When West Fargo School District officials tried to explain the National Certification process during a school board meeting Monday night, they threw around verbiage like "rigorous" and "consuming."
In a nutshell, the process is downright tough.
"I file like I was doing my master's thesis all over again - and in just six months," said Molly Bestge, one of three West Fargo teachers who recently received National Board Certification.
Bestge, a teacher at the STEM Center, Aaron Knodel of West Fargo High School, and Amber Rudolph of Sheyenne Ninth Grade Center received word in late November that their performance met the standard for National Board Certification in language arts, as set by the board of directors of the National Board for Professional Teaching Standards.
National Board Certification is an advanced teaching credential, "that is highly rigorous and time consuming," Assistant Superintendent Louise Dardis said. "You need an understanding family to accomplish it."
As part of the certification process, candidates complete 10 assessments that are reviewed by trained teachers in their certificate areas. The assessments include four portfolio entries that feature teaching practice and six constructed response exercises that assess content knowledge. National Board Certification complements a teacher's state license, and is valid for 10 years.
Being nationally certified means a teacher can do his or her job in any state in the union, Grooters said.
West Fargo Public Schools already had one National Board Certified teacher, so the three new additions means the district has more than 10 percent of the state's 35 nationally certified instructors.
WFHS parking lot update to cost estimated $2.4 million
Also at Monday's meeting, the school board received an update on the proposed cost of resurfacing the West Fargo High School parking lot.
According to the engineer's report, construction could cost anywhere from nearly $1.8 million to more than $2.4 million, depending on the material used to resurface the lot.
Because the district shares the parking area with West Fargo Parks, however, costs will be shared proportionately to each entity's use, West Fargo business manager Mark Lemer said.
The reasons for the price disparity largely came down to the parking lot's new surface itself. If the parking lot was resurfaced with asphalt, which it now consists of, it would cost the district approximately $1.5 million for its share.

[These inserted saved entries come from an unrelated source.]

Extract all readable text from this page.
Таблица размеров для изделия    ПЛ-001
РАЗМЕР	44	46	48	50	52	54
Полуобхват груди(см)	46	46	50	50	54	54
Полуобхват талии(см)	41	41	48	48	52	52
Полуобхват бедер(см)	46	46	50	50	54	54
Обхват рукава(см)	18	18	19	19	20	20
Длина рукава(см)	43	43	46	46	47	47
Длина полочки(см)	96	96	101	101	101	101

Lemer said the downside to asphalt is the maintenance, which requires upkeep yearly and significant work on a five-year basis.
"And remember, part of the reason we're at this point is because the district has not kept up with the updating, neither with dollars or discipline," Superintendent David Flowers said.
The more expensive but less costly in the long run because of upkeep would be concrete.
"It nearly doubles the life of a parking lot," Lemer said.
At $600,000 more expensive, concrete definitely was a less appealing option from a price point. But given the dilapidated state of the current lot's asphalt covering, the board decided concrete would be the best choice in the long run.
"We need to put something in that will actually have a long life," Lemer said.
While the park board was scheduled to meet Wednesday to decide it's choice in the matter, Lemer said, either way, the city likely would be approached to develop a special assessment district for the project.
"We would struggle to pay for the lot, and the park district definitely would struggle," he said.
As it stands, the school district will pay for 100 percent of the cost for the high school's main lot, the high school visitor parking lot, and the staff parking lot. It will pay 50 percent of the cost for the Veteran's Memorial Stadium main lot, of which it uses frequently during the school day and for events, and 85 percent for drive lanes.
In that case, the school district will pay more than $1.9 million for the project, while the park district foots approximately $460,000 of the bill.
No action was taken for the parking lot at Monday's meeting.